Dating App Bumble Reaches For Inclusivity With Black-Focused Show


Bumble, the “women’s first” dating app, has teamed with Black-owned creative agency 19th & Park and singer/actress Teyana Taylor’s all-women production company The Aunties, on “Luv2SeeIt,” a YouTube series about Black dating that will debut six  20-minute episodes every other Wednesday through Oct. 19. The first episode is up now.

Taylor also hosts the series, in which she’ll interview Black artists, actors, athletes and entrepreneurs such as model Lori Harvey, actress Madison Bailey and mother-daughter actresses Niecy and Dia Nash, about such topics as polyamory/open relationships, sex/intimacy, red flags for dating profiles, and dating after a loss.

Some episodes will also include actual Black Bumble daters. 



“The goal of the Luv2SeeIt campaign is to empower individuals within the Black community to make the first move when navigating the dating landscape, and explore conversations about Black love,” a Bumble representative told Marketing Daily.  “By promoting the experiences and stories of the Black community within the U.S., we hope to empower love in all its forms.”

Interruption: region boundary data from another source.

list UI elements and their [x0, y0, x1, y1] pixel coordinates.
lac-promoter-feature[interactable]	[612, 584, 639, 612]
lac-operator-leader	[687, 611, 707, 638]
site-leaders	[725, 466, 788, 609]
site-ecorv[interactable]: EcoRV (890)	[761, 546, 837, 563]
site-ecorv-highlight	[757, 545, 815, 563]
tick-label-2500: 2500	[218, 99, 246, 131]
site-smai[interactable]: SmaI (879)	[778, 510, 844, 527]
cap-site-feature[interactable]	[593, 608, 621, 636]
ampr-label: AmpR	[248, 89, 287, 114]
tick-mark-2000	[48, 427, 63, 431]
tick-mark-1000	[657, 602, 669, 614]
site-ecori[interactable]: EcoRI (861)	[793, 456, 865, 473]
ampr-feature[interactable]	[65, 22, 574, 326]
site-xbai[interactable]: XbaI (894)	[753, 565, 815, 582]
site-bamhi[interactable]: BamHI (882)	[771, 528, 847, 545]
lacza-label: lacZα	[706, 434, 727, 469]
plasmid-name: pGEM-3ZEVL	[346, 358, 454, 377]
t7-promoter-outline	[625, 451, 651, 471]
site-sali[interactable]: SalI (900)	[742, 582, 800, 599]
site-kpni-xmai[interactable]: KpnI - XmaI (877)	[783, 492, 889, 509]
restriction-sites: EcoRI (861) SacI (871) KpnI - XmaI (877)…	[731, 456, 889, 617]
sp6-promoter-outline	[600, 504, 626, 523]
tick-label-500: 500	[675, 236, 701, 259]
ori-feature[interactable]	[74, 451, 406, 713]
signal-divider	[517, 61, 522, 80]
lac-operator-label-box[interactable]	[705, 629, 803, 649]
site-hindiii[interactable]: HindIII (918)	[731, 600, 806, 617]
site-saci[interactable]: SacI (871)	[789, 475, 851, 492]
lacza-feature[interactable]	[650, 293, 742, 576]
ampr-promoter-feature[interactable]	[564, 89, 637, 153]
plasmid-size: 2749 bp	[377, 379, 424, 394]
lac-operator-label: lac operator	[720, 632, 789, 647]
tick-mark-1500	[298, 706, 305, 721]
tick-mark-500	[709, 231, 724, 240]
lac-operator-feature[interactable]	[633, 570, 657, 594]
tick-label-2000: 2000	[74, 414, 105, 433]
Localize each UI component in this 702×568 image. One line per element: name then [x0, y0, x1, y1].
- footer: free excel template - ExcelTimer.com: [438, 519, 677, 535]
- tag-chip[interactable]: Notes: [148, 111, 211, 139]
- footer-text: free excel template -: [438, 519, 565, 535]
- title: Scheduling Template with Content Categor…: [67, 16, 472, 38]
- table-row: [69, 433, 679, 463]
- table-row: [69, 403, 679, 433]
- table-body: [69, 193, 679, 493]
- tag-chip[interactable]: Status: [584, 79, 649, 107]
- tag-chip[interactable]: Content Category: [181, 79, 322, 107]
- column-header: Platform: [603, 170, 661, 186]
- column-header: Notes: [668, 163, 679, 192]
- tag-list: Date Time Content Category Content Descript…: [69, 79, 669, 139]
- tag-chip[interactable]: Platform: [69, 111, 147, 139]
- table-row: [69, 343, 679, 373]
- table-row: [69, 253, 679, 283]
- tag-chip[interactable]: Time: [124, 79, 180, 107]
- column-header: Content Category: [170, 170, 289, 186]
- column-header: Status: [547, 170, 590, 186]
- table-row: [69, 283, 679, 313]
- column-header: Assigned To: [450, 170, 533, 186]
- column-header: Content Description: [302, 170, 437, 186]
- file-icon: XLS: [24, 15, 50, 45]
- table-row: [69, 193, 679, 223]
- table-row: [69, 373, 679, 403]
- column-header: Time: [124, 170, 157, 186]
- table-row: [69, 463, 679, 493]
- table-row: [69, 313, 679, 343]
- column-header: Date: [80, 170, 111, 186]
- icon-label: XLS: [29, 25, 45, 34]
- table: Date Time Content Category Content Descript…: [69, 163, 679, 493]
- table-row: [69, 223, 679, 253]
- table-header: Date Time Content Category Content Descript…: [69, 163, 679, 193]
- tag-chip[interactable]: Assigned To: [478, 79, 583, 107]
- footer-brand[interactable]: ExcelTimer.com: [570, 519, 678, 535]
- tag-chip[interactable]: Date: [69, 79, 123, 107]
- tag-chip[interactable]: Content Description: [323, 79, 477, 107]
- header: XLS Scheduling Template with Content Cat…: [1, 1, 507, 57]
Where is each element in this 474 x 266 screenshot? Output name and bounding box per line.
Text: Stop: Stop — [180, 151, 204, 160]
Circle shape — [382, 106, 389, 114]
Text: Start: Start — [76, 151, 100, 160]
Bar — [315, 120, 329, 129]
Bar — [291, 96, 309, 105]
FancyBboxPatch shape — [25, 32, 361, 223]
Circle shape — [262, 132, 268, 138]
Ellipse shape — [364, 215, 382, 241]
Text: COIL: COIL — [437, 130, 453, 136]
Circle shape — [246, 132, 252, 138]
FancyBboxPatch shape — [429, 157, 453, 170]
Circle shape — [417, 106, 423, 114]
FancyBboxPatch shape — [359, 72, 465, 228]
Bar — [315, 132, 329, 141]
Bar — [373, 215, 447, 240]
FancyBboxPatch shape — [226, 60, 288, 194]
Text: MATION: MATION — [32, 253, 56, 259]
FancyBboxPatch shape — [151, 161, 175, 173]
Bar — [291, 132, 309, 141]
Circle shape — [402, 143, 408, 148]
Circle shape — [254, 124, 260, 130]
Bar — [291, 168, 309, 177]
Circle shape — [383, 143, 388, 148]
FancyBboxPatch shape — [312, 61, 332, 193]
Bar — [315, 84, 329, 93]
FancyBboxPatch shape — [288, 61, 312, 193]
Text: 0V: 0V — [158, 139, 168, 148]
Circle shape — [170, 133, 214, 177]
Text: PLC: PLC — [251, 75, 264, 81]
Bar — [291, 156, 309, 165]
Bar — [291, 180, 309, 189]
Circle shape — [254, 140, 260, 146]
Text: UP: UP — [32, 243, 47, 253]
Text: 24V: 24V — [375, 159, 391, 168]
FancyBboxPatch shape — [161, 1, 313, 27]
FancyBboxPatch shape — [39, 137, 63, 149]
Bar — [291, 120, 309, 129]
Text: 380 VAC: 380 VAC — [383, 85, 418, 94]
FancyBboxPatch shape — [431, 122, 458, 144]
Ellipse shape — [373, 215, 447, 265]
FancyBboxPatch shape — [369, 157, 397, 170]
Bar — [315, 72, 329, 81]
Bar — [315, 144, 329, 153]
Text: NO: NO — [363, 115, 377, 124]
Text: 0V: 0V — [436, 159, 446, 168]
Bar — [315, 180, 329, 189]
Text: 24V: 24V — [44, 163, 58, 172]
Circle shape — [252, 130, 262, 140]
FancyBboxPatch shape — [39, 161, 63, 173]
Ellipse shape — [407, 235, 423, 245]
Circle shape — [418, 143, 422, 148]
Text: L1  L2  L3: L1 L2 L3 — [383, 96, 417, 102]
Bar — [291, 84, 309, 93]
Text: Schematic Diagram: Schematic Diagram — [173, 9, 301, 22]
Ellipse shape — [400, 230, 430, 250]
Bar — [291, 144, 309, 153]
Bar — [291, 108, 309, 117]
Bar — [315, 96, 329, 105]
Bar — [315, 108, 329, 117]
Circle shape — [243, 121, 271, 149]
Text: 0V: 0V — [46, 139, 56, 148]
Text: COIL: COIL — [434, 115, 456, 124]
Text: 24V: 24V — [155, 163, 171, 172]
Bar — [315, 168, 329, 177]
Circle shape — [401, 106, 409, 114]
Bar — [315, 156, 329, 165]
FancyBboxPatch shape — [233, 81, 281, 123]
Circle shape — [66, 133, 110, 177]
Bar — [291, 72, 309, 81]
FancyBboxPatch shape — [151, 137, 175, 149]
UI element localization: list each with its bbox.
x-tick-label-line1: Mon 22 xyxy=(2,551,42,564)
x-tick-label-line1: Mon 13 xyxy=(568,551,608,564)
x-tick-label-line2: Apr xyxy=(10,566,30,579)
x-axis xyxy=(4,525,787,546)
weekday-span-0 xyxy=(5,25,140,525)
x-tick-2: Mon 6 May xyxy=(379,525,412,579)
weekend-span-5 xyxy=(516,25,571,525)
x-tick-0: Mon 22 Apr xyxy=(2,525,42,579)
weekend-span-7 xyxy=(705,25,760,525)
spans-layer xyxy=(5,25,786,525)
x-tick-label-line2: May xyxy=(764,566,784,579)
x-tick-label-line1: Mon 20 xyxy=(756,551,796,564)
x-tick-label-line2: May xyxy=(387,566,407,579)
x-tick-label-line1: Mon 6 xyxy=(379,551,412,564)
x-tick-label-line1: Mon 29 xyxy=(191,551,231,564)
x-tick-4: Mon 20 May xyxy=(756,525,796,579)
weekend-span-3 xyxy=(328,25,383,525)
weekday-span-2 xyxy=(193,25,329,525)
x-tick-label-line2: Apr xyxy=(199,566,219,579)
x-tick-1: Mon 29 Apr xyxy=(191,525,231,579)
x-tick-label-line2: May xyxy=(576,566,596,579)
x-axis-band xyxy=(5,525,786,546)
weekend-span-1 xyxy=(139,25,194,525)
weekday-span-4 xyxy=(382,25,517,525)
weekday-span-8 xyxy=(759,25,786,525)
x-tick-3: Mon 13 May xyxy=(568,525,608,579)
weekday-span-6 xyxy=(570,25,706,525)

The series is first being promoted through social media platforms, including Instagram, TikTok, and YouTube.  In addition, the Bumble rep adds, “we’re currently exploring paid media opportunities with publications that speak to and tell the stories of those within the Black community.” Bumble will handle those media buys in-house, she said.

Bumble, the largest dating app in the U.S. not owned by Match Group, has been upping its commitment to race and ethnicity recently, including the option to share such information on the user’s dating profile.

The app also commissioned a June Censuswide survey which found that 45% of Black respondents would feel worthy of love if they were to see more representation of love in the Black community, and the same percentage expressing the belief that dating apps play a role in how love in the Black community is depicted.

In addition, 35% of respondents believe love in the Black community is not well-represented in mainstream media, and  29% of them felt this was because such love is not appreciated or valued.